In the new paper, Lozano-Durán and Yuan use the new method to make a variety of predictions. In one example, they wanted to determine which inputs to feed into a neural network used to calculate the heat flux (how much the temperature experienced by a space capsule would change) as it entered the Martian atmosphere. The researchers had access to data for 20 different variables that could be included, such as velocity and temperature at different locations. In the end, their analysis dictated that they only needed data combined into two variables constructed as ratios of characteristic fluxes, such as heat and mass, or other physical terms such as energies and timescales. Those variables capture the relative importance of competing processes.
No Units Needed
Importantly, Lozano-Durán notes, the variables that come out of his new theorem are dimensionless. There is a fundamental mathematical concept in physics called the Buckingham π theorem that says that when you construct a model about the real world, you should be able to rewrite all of its equations in a form where none of the variables depend upon the units of measurement that are used. Edgar Buckingham, the early 20th-century American physicist for whom the theory is named, provided a formalized way of transforming equations to arrive at such so-called dimensionless parameters.

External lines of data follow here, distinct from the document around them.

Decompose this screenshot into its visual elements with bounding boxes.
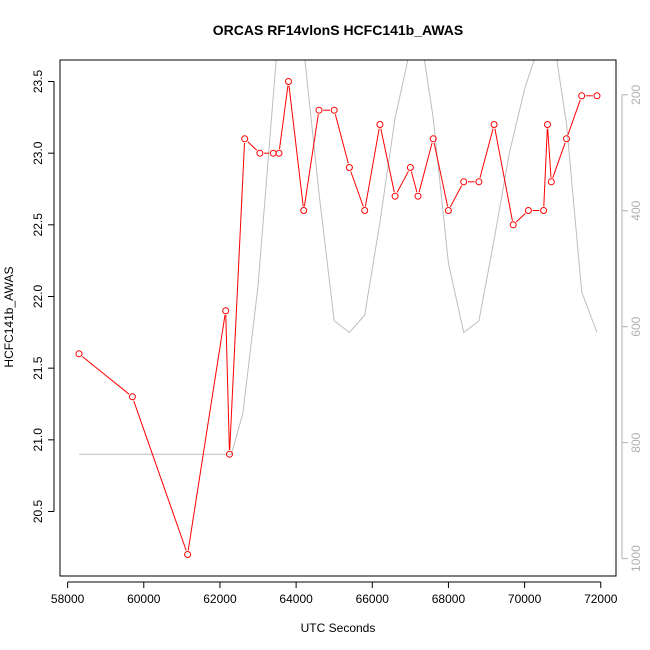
y-tick-label: 21.0 <box>31 428 45 452</box>
y2-tick-label: 800 <box>629 432 643 452</box>
data-point <box>540 207 548 214</box>
data-point <box>429 135 437 143</box>
data-point <box>226 450 233 458</box>
data-point <box>444 207 452 214</box>
data-point <box>490 121 498 128</box>
plot-frame <box>59 59 617 577</box>
primary-series-segment <box>303 114 319 207</box>
primary-series-segment <box>494 128 513 221</box>
y-tick-label: 23.5 <box>31 69 45 93</box>
x-tick-label: 70000 <box>508 592 542 606</box>
y-tick-label: 22.5 <box>31 213 45 237</box>
data-point <box>593 92 601 100</box>
data-point <box>544 121 551 128</box>
y-tick-label: 20.5 <box>31 499 45 523</box>
x-tick-label: 62000 <box>203 592 237 606</box>
data-point <box>285 78 292 85</box>
x-tick-label: 72000 <box>584 592 618 606</box>
primary-series-segment <box>247 141 258 151</box>
x-axis: 58000 60000 62000 64000 66000 68000 70000 72000 <box>51 581 618 606</box>
primary-series-segment <box>279 85 289 150</box>
data-point <box>256 149 264 157</box>
data-point <box>222 307 230 315</box>
y-axis: 20.5 21.0 21.5 22.0 22.5 23.0 23.5 <box>31 69 55 523</box>
data-point <box>315 106 323 114</box>
data-point <box>376 121 384 128</box>
primary-series-segment <box>364 128 380 207</box>
data-point <box>406 164 414 171</box>
data-point <box>300 207 308 214</box>
primary-series-segment <box>547 128 552 178</box>
primary-series-segment <box>350 171 364 207</box>
data-point <box>361 207 369 214</box>
primary-series-segment <box>515 213 526 223</box>
primary-series-segment <box>479 128 494 178</box>
y-tick-label: 23.0 <box>31 141 45 165</box>
data-point <box>184 551 192 558</box>
secondary-series <box>79 60 598 455</box>
y2-tick-label: 600 <box>629 316 643 336</box>
primary-series-segment <box>225 314 230 451</box>
data-point <box>547 178 555 186</box>
data-point <box>563 135 570 143</box>
secondary-series-line <box>79 60 598 455</box>
primary-series-segment <box>410 171 418 193</box>
chart-title: ORCAS RF14vlonS HCFC141b_AWAS <box>213 22 464 38</box>
primary-series-segment <box>396 170 409 193</box>
data-point <box>330 106 338 114</box>
primary-series-segment <box>187 314 226 551</box>
primary-series-segment <box>288 85 304 207</box>
primary-series-segment <box>81 356 130 395</box>
data-point <box>75 350 83 358</box>
x-tick-label: 66000 <box>356 592 390 606</box>
primary-series-segment <box>133 400 187 551</box>
data-point <box>509 221 517 229</box>
data-point <box>269 149 277 157</box>
x-tick-label: 68000 <box>432 592 466 606</box>
x-tick-label: 64000 <box>279 592 313 606</box>
primary-series-segment <box>567 99 581 136</box>
primary-series-segment <box>433 142 449 207</box>
primary-series-segment <box>552 142 566 179</box>
x-tick-label: 58000 <box>51 592 85 606</box>
data-point <box>241 135 249 143</box>
y-axis-label: HCFC141b_AWAS <box>2 266 16 367</box>
y2-tick-label: 200 <box>629 84 643 104</box>
primary-series-segment <box>418 142 433 193</box>
data-point <box>578 92 586 100</box>
primary-series-segment <box>380 128 395 193</box>
right-axis: 200 400 600 800 1000 <box>621 84 643 572</box>
y2-tick-label: 400 <box>629 200 643 220</box>
y-tick-label: 22.0 <box>31 284 45 308</box>
primary-series-segment <box>334 114 349 164</box>
primary-series <box>75 78 601 558</box>
data-point <box>414 192 422 200</box>
y-tick-label: 21.5 <box>31 356 45 380</box>
data-point <box>345 164 353 171</box>
y2-tick-label: 1000 <box>629 545 643 572</box>
x-axis-label: UTC Seconds <box>301 621 376 635</box>
data-point <box>460 178 468 186</box>
data-point <box>275 149 283 157</box>
data-point <box>391 192 399 200</box>
data-point <box>128 393 136 401</box>
data-point <box>475 178 483 186</box>
primary-series-segment <box>543 128 548 207</box>
primary-series-segment <box>229 142 245 451</box>
data-point <box>524 207 532 214</box>
primary-series-segment <box>449 185 463 208</box>
x-tick-label: 60000 <box>127 592 161 606</box>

"All the equations in physics need to follow this property. If you change the units, the equation remains the same," says Lozano-Durán. For example, the gravitational force between Earth and the sun must not depend on whether the distance between the two bodies is measured in miles or kilometers, or whether the masses are measured in pounds or kilograms. "If you see an equation where you change the units and the equation is different, there's something wrong."
Returning to Lozano-Durán's Martian-spacecraft example, the Buckingham π theorem says that seven variables, rather than two, are needed to determine the heat flux. According to Lozano-Durán, a researcher would need to perform some 2,000 experiments to gather the required data for those seven variables and create a very simple model of heat flux. "According to our results, you need only nine experiments," he says. The tool also told the researchers that by completing those nine experiments, they could have 92 percent certainty that they had arrived at the correct heat-flux prediction.
The IT-π method can save time, energy, and money, he says. In particular, the technique could cut down on the amount of data necessary to train AI models faster while using less electricity. "Today, especially in these machine learning models that are kind of a big black box, it's very important to make sure that everything you give them is meaningful," he says. "The more variables you have as input, the more training data you need. So, you want to have the minimum number of variables while not affecting the performance of your model."
The paper is titled "Dimensionless learning based on information." The work was supported by funding from the National Science Foundation, an Early Career Faculty grant from NASA's Space Technology Research Grants Program, and the MIT International Science and Technology Initiatives Global Seed Fund.